Logo

Web scraping with Pupeteer

Web scraping is a technique used to extract data from websites. It allows you to extract the data from a website and save it to a local file or database. In this tutorial, we will be using the Puppeteer library in Node.js to perform web scraping.

Puppeteer is a Node.js library that provides a high-level API for controlling headless Chrome or Chromium. It allows you to open a website, interact with it, and scrape the data you need.

To use Puppeteer in your Node.js project, you need to first install it:

npm install puppeteer

Once Puppeteer is installed, you can use it in your project by requiring it in your code:

const puppeteer = require('puppeteer');

Next, we will open a new browser window using Puppeteer. You can specify the options, such as whether to run it in headless mode (without opening a window) or not, as well as other options like the viewport size.

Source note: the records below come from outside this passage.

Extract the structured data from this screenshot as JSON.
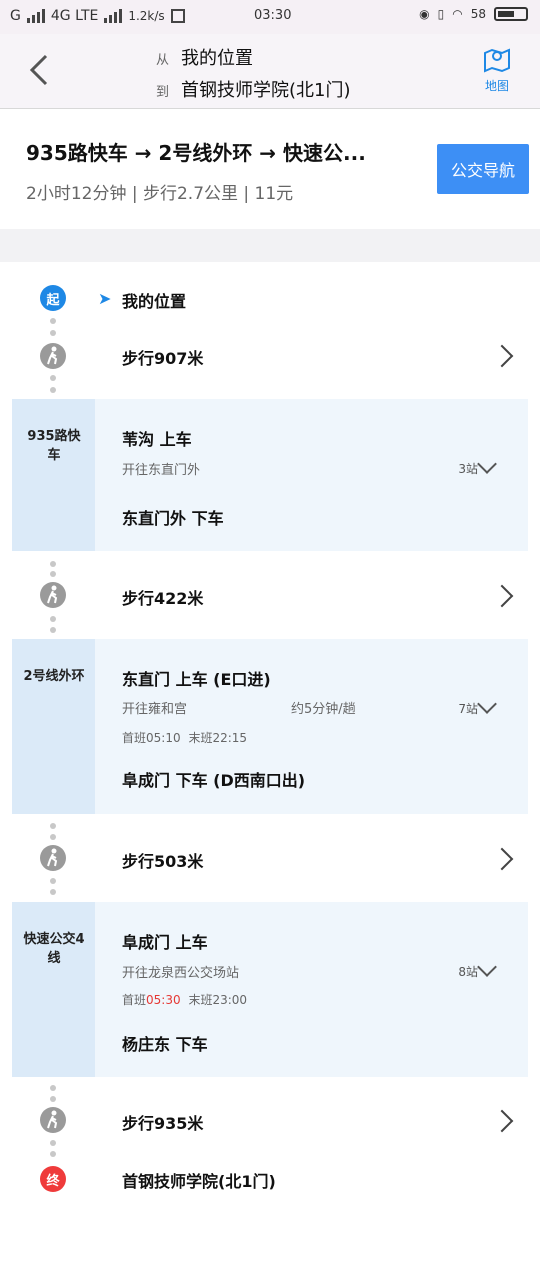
{
  "status_bar": {
    "carrier": "G",
    "network": "4G LTE",
    "speed": "1.2k/s",
    "time": "03:30",
    "battery": "58"
  },
  "header": {
    "from_label": "从",
    "from": "我的位置",
    "to_label": "到",
    "to": "首钢技师学院(北1门)",
    "map_label": "地图"
  },
  "summary": {
    "title": "935路快车 → 2号线外环 → 快速公...",
    "meta": "2小时12分钟 | 步行2.7公里 | 11元",
    "nav_button": "公交导航"
  },
  "steps": {
    "start_badge": "起",
    "start_place": "我的位置",
    "walk1": "步行907米",
    "walk2": "步行422米",
    "walk3": "步行503米",
    "walk4": "步行935米",
    "end_badge": "终",
    "end_place": "首钢技师学院(北1门)"
  },
  "transit": [
    {
      "line": "935路快车",
      "board": "苇沟 上车",
      "direction": "开往东直门外",
      "stops": "3站",
      "alight": "东直门外 下车"
    },
    {
      "line": "2号线外环",
      "board": "东直门 上车 (E口进)",
      "direction": "开往雍和宫",
      "frequency": "约5分钟/趟",
      "stops": "7站",
      "first_label": "首班",
      "first_time": "05:10",
      "last_label": "末班",
      "last_time": "22:15",
      "alight": "阜成门 下车 (D西南口出)"
    },
    {
      "line": "快速公交4线",
      "board": "阜成门 上车",
      "direction": "开往龙泉西公交场站",
      "stops": "8站",
      "first_label": "首班",
      "first_time": "05:30",
      "last_label": "末班",
      "last_time": "23:00",
      "alight": "杨庄东 下车"
    }
  ],
  "colors": {
    "accent": "#3d8ff5",
    "start": "#1e88e5",
    "end": "#ef3b3b",
    "transit_bg": "#eff6fc",
    "highlight_time": "#e53935"
  }
}
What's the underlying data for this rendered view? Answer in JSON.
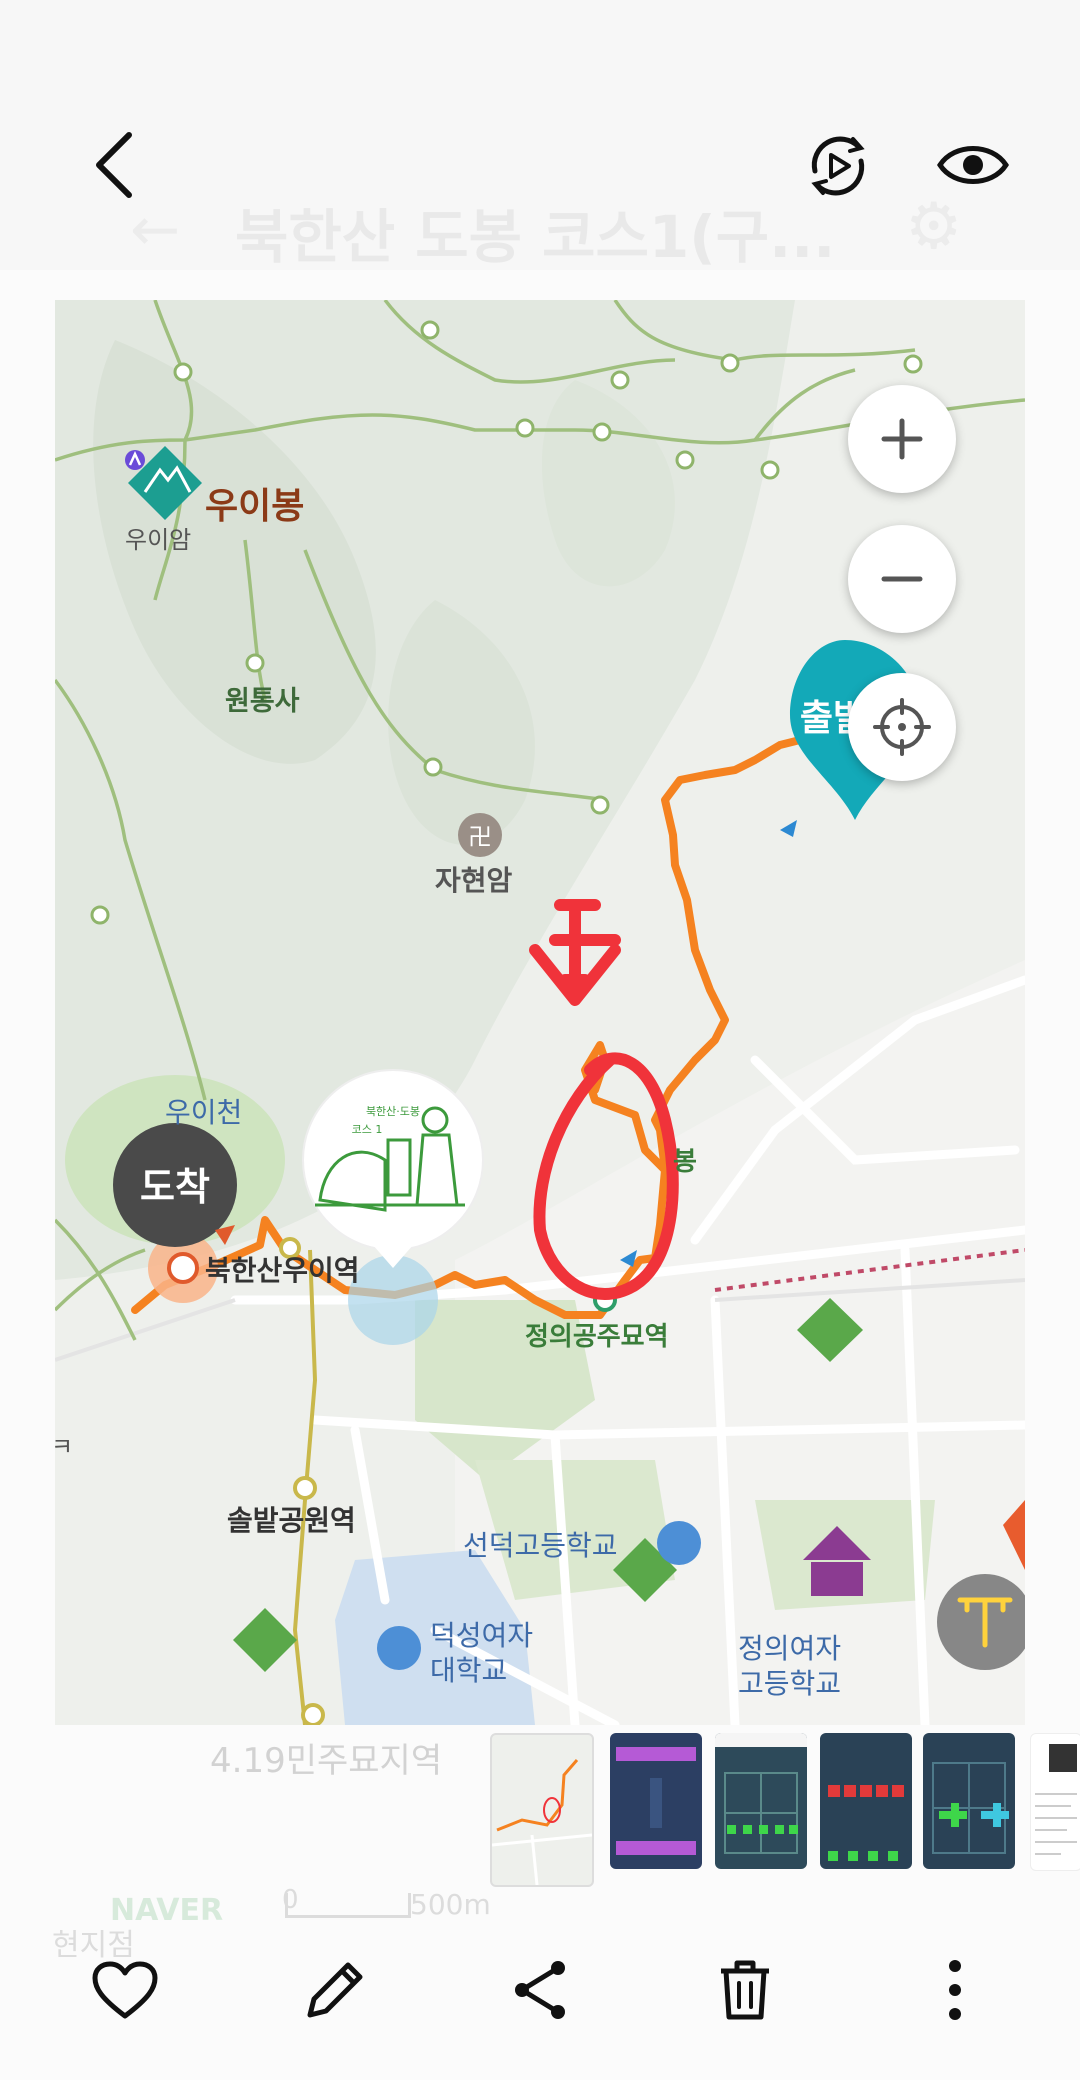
{
  "header": {
    "background_title": "북한산 도봉 코스1(구...",
    "icons": [
      "back-icon",
      "motion-photo-icon",
      "eye-icon"
    ]
  },
  "map": {
    "labels": {
      "peak": "우이봉",
      "peak_sub": "우이암",
      "temple1": "원통사",
      "temple2": "자현암",
      "stream": "우이천",
      "arrival": "도착",
      "start": "출발",
      "station1": "북한산우이역",
      "station2": "정의공주묘역",
      "station3": "솔밭공원역",
      "peak2": "봉",
      "school1": "선덕고등학교",
      "school2_line1": "덕성여자",
      "school2_line2": "대학교",
      "school3_line1": "정의여자",
      "school3_line2": "고등학교",
      "edge_label": "ㅋ",
      "badge_line1": "북한산·도봉",
      "badge_line2": "코스 1"
    },
    "controls": [
      "zoom-in-icon",
      "zoom-out-icon",
      "locate-icon",
      "text-extract-icon"
    ],
    "route_color": "#f58220",
    "annotation_color": "#f0333a"
  },
  "bottom_ghost": {
    "station": "4.19민주묘지역",
    "brand": "NAVER",
    "scale_left": "0",
    "scale_right": "500m",
    "location": "현지점"
  },
  "filmstrip": {
    "thumbnails": [
      "map-thumbnail",
      "game-thumbnail-1",
      "game-thumbnail-2",
      "game-thumbnail-3",
      "game-thumbnail-4",
      "document-thumbnail"
    ]
  },
  "actions": [
    "heart-icon",
    "edit-icon",
    "share-icon",
    "delete-icon",
    "more-icon"
  ]
}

const browser = await puppeteer.launch({
  headless: false, // set to true to run in headless mode
  defaultViewport: {
    width: 1200,
    height: 800
  }
});

Once the browser is open, we can open a new page and navigate to the website we want to scrape.

const page = await browser.newPage();
await page.goto('https://example.com/');

Now that we have opened the website, we can use Puppeteer to interact with it and scrape the data we need. For example, we can use the page.evaluate() function to execute JavaScript code on the page and extract the data we need.

const data = await page.evaluate(() => {
  // select the element(s) you want to scrape
  const elements = document.querySelectorAll('.element-class');

  // extract the data you need from the element(s)
  return Array.from(elements).map(element => element.innerText);
});

In the code above, we are selecting all elements with the class element-class and extracting the inner text of each element. The data is then returned as an array.

You can then use the data as you need, such as saving it to a file or database.

When you are finished with the scraping, be sure to close the browser to free up resources.

await browser.close();

That's it! You now know how to use Puppeteer to perform web scraping in Node.js. With this knowledge, you can easily extract data from websites and use it in your projects.